# SDHC Card Compatibilty



## catmando (Aug 26, 2007)

Acer Aspire 5100 Sp3 cant recognize 4gbSDHC card .Is there any fix or driver to fix this problem or only solution is connecting extra card reader ..please help.


----------



## Riskyone101 (Oct 22, 2008)

Hello catmando,

Go here and download cardbus driver:
http://gd.panam.acer.com/home/

Put your operating system in also.


----------



## catmando (Aug 26, 2007)

Thanks for a quick reply Riskyone101...i downloaded the driver and open and run setup files...but still no luck..may be i did something wrong or is there any other procedure?


----------



## Riskyone101 (Oct 22, 2008)

oh wait a sec..oops

4gbSDHC card = is this a card you slide into the card reader of a pc?

plug in your 4gbSDHC card
now go look in device manager for any yellow ! marks
and post them here please.


----------



## catmando (Aug 26, 2007)

yes its built in card reader in my laptop..thanks Riskyone..actually its working now ..and solution is the driver downloaded from acer didn't work for me but i find the same driver in another site and dl and run it voila its working now..thanks a lot for ur help


----------



## Riskyone101 (Oct 22, 2008)

hhhmmm...well im glad you got it sorted!...:grin:


----------



## starcrow (Dec 20, 2011)

Hi catmodo,

I do have the same problem that you had with my Acer Aspire 5100 on winxp Sp3 cant recognize 4gbSDHC card.

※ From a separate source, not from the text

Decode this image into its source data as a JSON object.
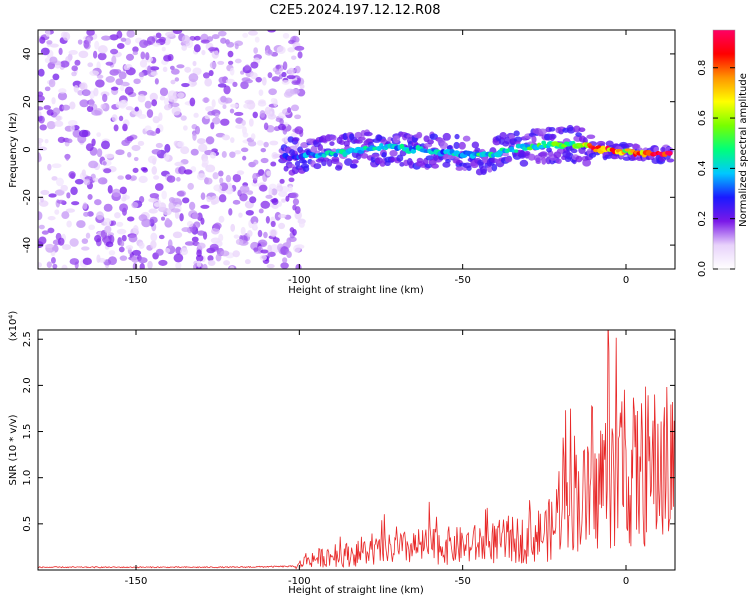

You said that you solved the problem by downloading the same driver from a different site.

Can you please tell me the download link?

That would save me a lot of flustrations because the Microsoft fixes and the official Aspire drivers are not working at all.

10X m8


----------



## starcrow (Dec 20, 2011)

any help please?


----------



## catmando (Aug 26, 2007)

Hi Starcrow..I forget the website where i had downloaded the driver...top of that My acer has died few months ago otherwise i can send you that driver files directly..but Google is your friend u can try different driver i am sure it gonna works ...sorry i really wanna help you but its long time back so forget ..but i also Google for that driver so good luck if i remember anything i will definitely contact you.


----------



## starcrow (Dec 20, 2011)

10x for your support catmando


----------